“What I saw on the road” arriva a Palazzo Pitti la monografica su Kiki Smith

L’artista americana Kiki Smith, conosciuta al pubblico internazionale come icona dell’arte femminista, arriva a Palazzo Pitti con la sua prima mostra monografica in Italia, in programma fino al 2 giugno 2019. Intitolata “What I saw on the road”, l’esposizione si presenta come il terzo appuntamento di un ciclo dedicato alle donne inaugurato da Maria Lassnig e proseguito poi con l’omaggio all’artista di Ulassai, Maria Lai, trovando in Kiki Smith, la sintesi perfetta di entrambi i percorsi. Un percorso curato da Renata Pintus, che come un’ “anima mundi” riunisce nelle sale dell’Andito degli Angiolini, la ricchezza di quaranta opere dell’artista, presentandosi con ben dodici arazzi della serie dei quindici realizzati dal 2011 in cotone jaquard, accompagnati da una selezione di opere su carta e sculture in bronzo, legno ed argento.

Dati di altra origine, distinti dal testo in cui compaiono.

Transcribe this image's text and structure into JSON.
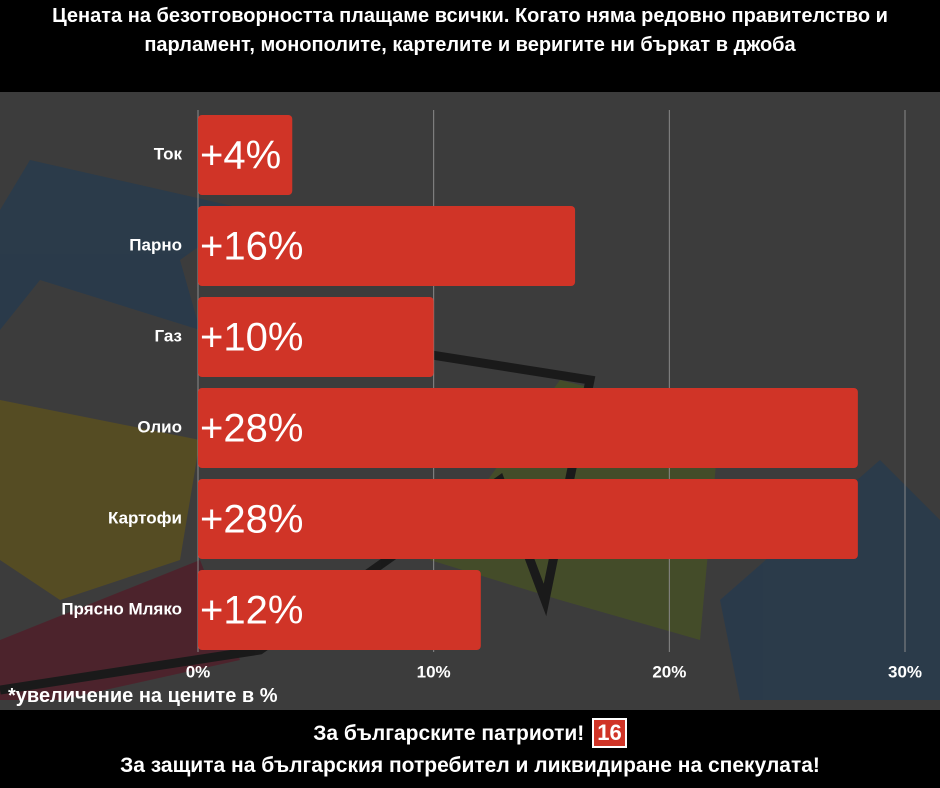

La fragilità dei materiali utilizzati nella creazione delle opere che qui troviamo esposte, sinonimo della fragilità umana, permette all’artista di dialogare con il visitatore mettendo al centro una riflessione non più introversa e legata al corpo, tipica della prima produzione di Kiki Smith, ma un linguaggio molto più ampio, comprendendo quasi per opposto tutto ciò che accade proprio fuori dal corpo stesso. E’ questo il significato e la chiave di lettura, non solo del titolo scelto per la mostra “What i saw on the road”, ma anche del recente percorso intrapreso dall’artista dell’Upstate New York:  interagire con ciò che osserviamo nel nostro cammino e confrontarlo con la nostra esperienza personale, con la nostra più intima essenza, creando un unico legame tra l’essere umano e il cosmo. Una narrazione animata dall’iconografia personale dell’artista, in cui possiamo cogliere precisi riferimenti provenienti dal mondo animale, mitologico e fiabesco, ispirata in parte all’ambiente dei boschi e alla grande vallata dell’Hudson River dove l’artista principalmente vive, in cui i protagonisti sono queste figure ritratte anche negli arazzi, scelte a volte come spiriti guida ed altre invece come personificazione delle emozioni e delle paure umane.